Nach dem Empfang der Gäste im Haus der Heimat (HdH) Nürnberg wurde ihnen von Urzeldame Dagmar Seck eine Führung durch die Altstadt Nürnbergs, die den „ältesten Fastnachtszug der Welt“ vorweisen kann, geboten. Am Abend präsentierten die Urzeln unter der Leitung von Doris Hutter in Roßtal auf dem Faschingsball den Urzelbrauch, wobei auch das Peitschenknallen und Reifenschwingen vorgestellt wurden. Mit großem Applaus und dem sichtlich begeisterten Bürgermeister Johann Völkl würdigte das Publikum den Auftritt der Urzeln, die die fröhliche Stimmung im Saal gerne aufnahmen und noch lange mittanzten.
Am Sonntag 10 Uhr war Treffen im Nürnberger HdH. Einige Urzeln kamen aus dem Stuttgarter Raum, um die Agnethler in Nürnberg zu treffen, und gerne erinnerte man sich des gemeinsamen Urzellaufens in der alten Heimat, z.B. 2011 beim 100-jährigen Jubiläum der Urzelparade.
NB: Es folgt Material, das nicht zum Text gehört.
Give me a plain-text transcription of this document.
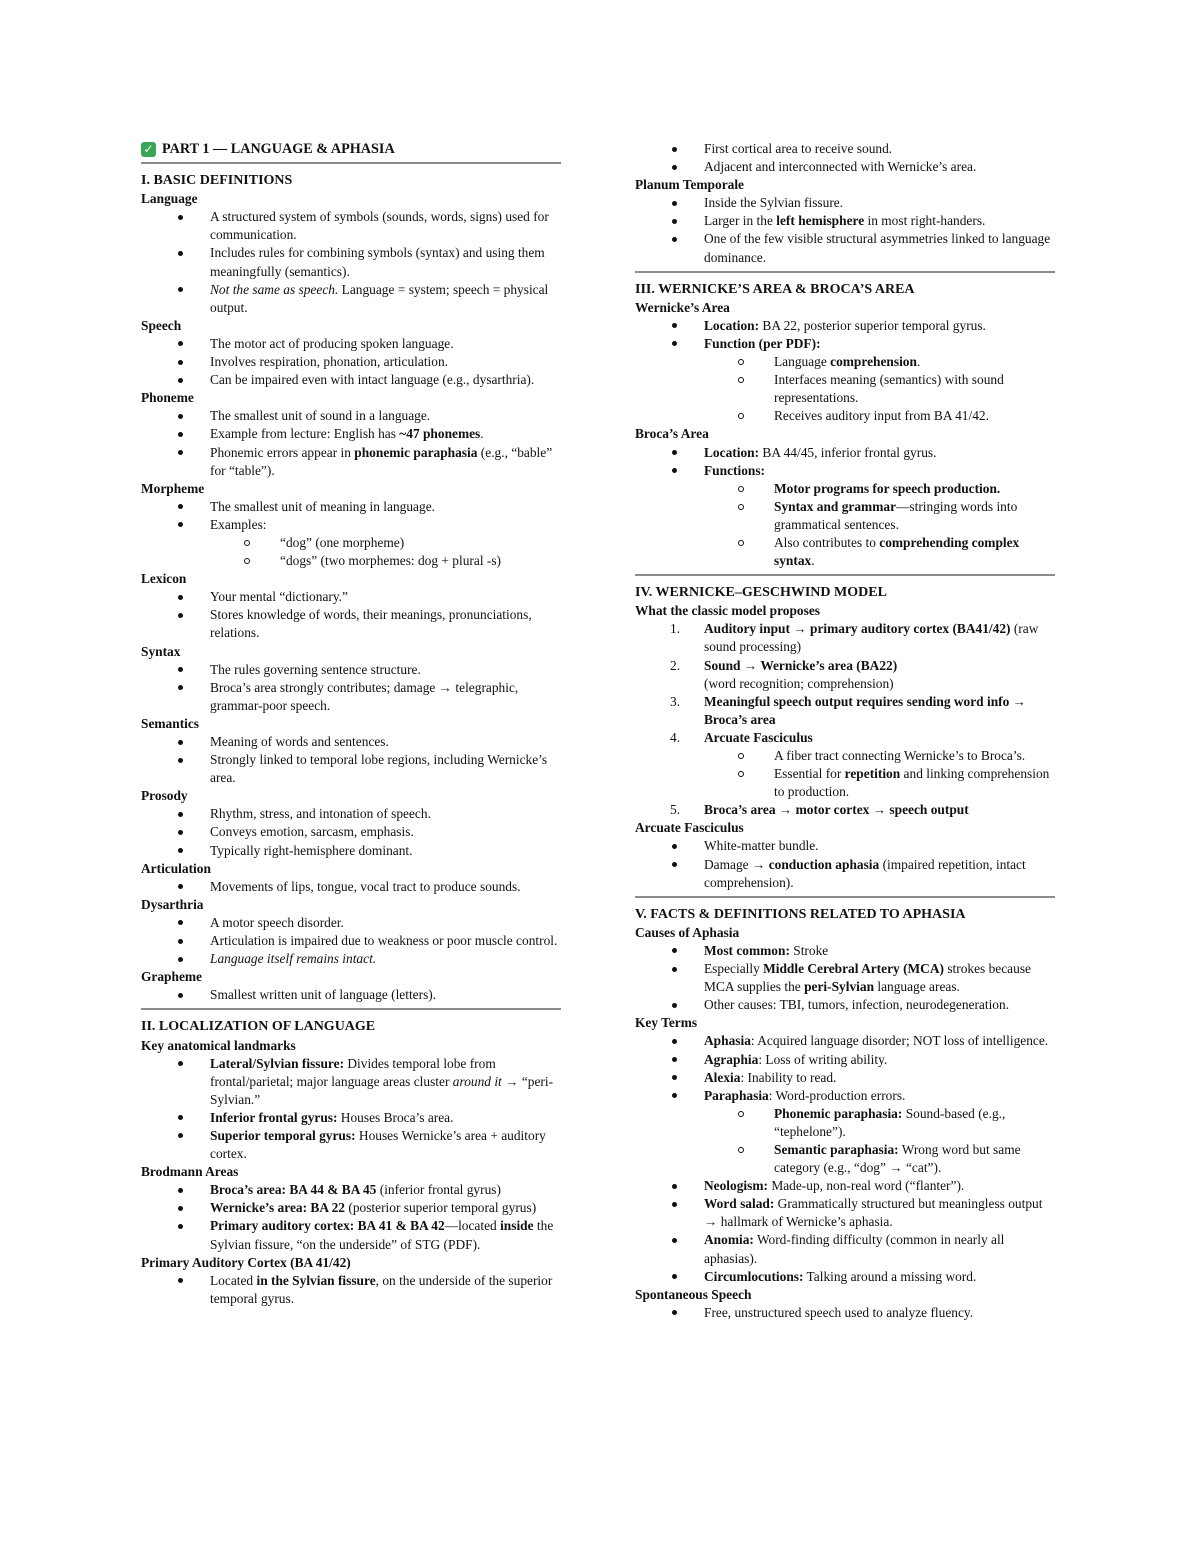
✓ PART 1 — LANGUAGE & APHASIA
I. BASIC DEFINITIONS
Language
A structured system of symbols (sounds, words, signs) used for communication.
Includes rules for combining symbols (syntax) and using them meaningfully (semantics).
Not the same as speech. Language = system; speech = physical output.
Speech
The motor act of producing spoken language.
Involves respiration, phonation, articulation.
Can be impaired even with intact language (e.g., dysarthria).
Phoneme
The smallest unit of sound in a language.
Example from lecture: English has ~47 phonemes.
Phonemic errors appear in phonemic paraphasia (e.g., “bable” for “table”).
Morpheme
The smallest unit of meaning in language.
Examples:
“dog” (one morpheme)
“dogs” (two morphemes: dog + plural -s)
Lexicon
Your mental “dictionary.”
Stores knowledge of words, their meanings, pronunciations, relations.
Syntax
The rules governing sentence structure.
Broca’s area strongly contributes; damage → telegraphic, grammar-poor speech.
Semantics
Meaning of words and sentences.
Strongly linked to temporal lobe regions, including Wernicke’s area.
Prosody
Rhythm, stress, and intonation of speech.
Conveys emotion, sarcasm, emphasis.
Typically right-hemisphere dominant.
Articulation
Movements of lips, tongue, vocal tract to produce sounds.
Dysarthria
A motor speech disorder.
Articulation is impaired due to weakness or poor muscle control.
Language itself remains intact.
Grapheme
Smallest written unit of language (letters).
II. LOCALIZATION OF LANGUAGE
Key anatomical landmarks
Lateral/Sylvian fissure: Divides temporal lobe from frontal/parietal; major language areas cluster around it → “peri-Sylvian.”
Inferior frontal gyrus: Houses Broca’s area.
Superior temporal gyrus: Houses Wernicke’s area + auditory cortex.
Brodmann Areas
Broca’s area: BA 44 & BA 45 (inferior frontal gyrus)
Wernicke’s area: BA 22 (posterior superior temporal gyrus)
Primary auditory cortex: BA 41 & BA 42—located inside the Sylvian fissure, “on the underside” of STG (PDF).
Primary Auditory Cortex (BA 41/42)
Located in the Sylvian fissure, on the underside of the superior temporal gyrus.
First cortical area to receive sound.
Adjacent and interconnected with Wernicke’s area.
Planum Temporale
Inside the Sylvian fissure.
Larger in the left hemisphere in most right-handers.
One of the few visible structural asymmetries linked to language dominance.
III. WERNICKE’S AREA & BROCA’S AREA
Wernicke’s Area
Location: BA 22, posterior superior temporal gyrus.
Function (per PDF):
Language comprehension.
Interfaces meaning (semantics) with sound representations.
Receives auditory input from BA 41/42.
Broca’s Area
Location: BA 44/45, inferior frontal gyrus.
Functions:
Motor programs for speech production.
Syntax and grammar—stringing words into grammatical sentences.
Also contributes to comprehending complex syntax.
IV. WERNICKE–GESCHWIND MODEL
What the classic model proposes
1. Auditory input → primary auditory cortex (BA41/42) (raw sound processing)
2. Sound → Wernicke’s area (BA22)
(word recognition; comprehension)
3. Meaningful speech output requires sending word info → Broca’s area
4. Arcuate Fasciculus
A fiber tract connecting Wernicke’s to Broca’s.
Essential for repetition and linking comprehension to production.
5. Broca’s area → motor cortex → speech output
Arcuate Fasciculus
White-matter bundle.
Damage → conduction aphasia (impaired repetition, intact comprehension).
V. FACTS & DEFINITIONS RELATED TO APHASIA
Causes of Aphasia
Most common: Stroke
Especially Middle Cerebral Artery (MCA) strokes because MCA supplies the peri-Sylvian language areas.
Other causes: TBI, tumors, infection, neurodegeneration.
Key Terms
Aphasia: Acquired language disorder; NOT loss of intelligence.
Agraphia: Loss of writing ability.
Alexia: Inability to read.
Paraphasia: Word-production errors.
Phonemic paraphasia: Sound-based (e.g., “tephelone”).
Semantic paraphasia: Wrong word but same category (e.g., “dog” → “cat”).
Neologism: Made-up, non-real word (“flanter”).
Word salad: Grammatically structured but meaningless output → hallmark of Wernicke’s aphasia.
Anomia: Word-finding difficulty (common in nearly all aphasias).
Circumlocutions: Talking around a missing word.
Spontaneous Speech
Free, unstructured speech used to analyze fluency.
Rund 110 Urzeln stiegen gegen Mittag in die U-Bahn und boten in der Altstadt den Nürnbergern den bisher größten Urzelauftritt: Yvonne Roth hatte beim Reifenschwingen den 15-jährigen Bogdan Dobre als Kollegen, zwei Akkordeonspieler begleiteten sie: Reinhold Burkart und Alfred Untch und – ein Novum in Nürnberg – die Gäste hatten die Kürschnerkrone und ihre Fahne „Breazla lolelor“ mitgebracht. 80 000 Nürnberger jubelten den Urzeln und auch den Nösnern mit deren Brauch des Winteraustreibens zu, so dass es richtig Spaß machte, gemeinsam durch die Altstadt zu laufen.
Vor dem Urzelkrautessen im HdH dankte Doris Hutter den Agnethler Gästen, dass sie den Brauch dort pflegen, wo er entstanden und jahrhundertelang gelebt wurde, weil er in Agnetheln ansonsten verschwunden wäre, und schloss mit:
„Das Band der Freundschaft reiße nicht! Drum, Freunde, lasst uns singen schlicht
vom Land, das uns vertraut anzieht. Singt mit das Siebenbürgenlied!“,
wonach alle „Siebenbürgen, Land des Segens…“ sangen.
Es wurde auch für die Helfer im HdH, besonders für die, die am Vortag das Urzelkraut zubereitet hatten, geknallt, danach die neuen Urzeln getauft, gesungen, die liebevoll bemalten Urzelschellen von Mircea Cristea bewundert und aus der alten Heimat erzählt. Ein bereichernder Tag für Viele, wie Bogdan Pătru nach der Heimkehr schrieb: „Ich muss dir noch sagen dass wir uns alle großartig gefühlt haben, wir sind von der Organisierung, von der tollen Stimmung, von eurer Wärme beeindruckt. Herzliche Glückwünsche für alles was ihr macht. Den schönen Eindruck den wir mitgenommen haben werden wir weiterleiten, dieses unvergessliche Wochenende zusammen mit euch wird uns lange in Erinnerung bleiben.“
Der Umzug in Nürnberg wurde auch heuer vom Urzellaufen in Wolframs-Eschenbach am 8. und in Weisendorf am 17. Februar umrahmt. In Weisendorf führen die Urzeln den Gaudiwurm schon seit zehn Jahren an. Seit elf Jahren sind sie Gäste im Haus von Brigitte und Gerhard Berner. Letzterer feierte am gleichen Tag seinen 60. Geburtstag, was nicht nur von den Urzeln auf dem Markt, sondern auch vom Heimatverein und Bürgermeister gewürdigt wurde. Die Urzeln rechnen es dem Fogarascher Hausherrn hoch an, dass die Berners ihr ganzes Haus für die Urzeln zur Verfügung stellen, und kürten ihn zum „Urzel-Zunftmeister von Weisendorf“. Damit darf er die Urzeltaufen in Weisendorf vollziehen, wie z.B. am dreijährigen Vincent, eine Ehre, die man sich halt erwerben muss! So wird Spaß und Tradition vereint, so werden die Urzeln, egal wo sie herkommen, in der Brauchtumspflege vereint.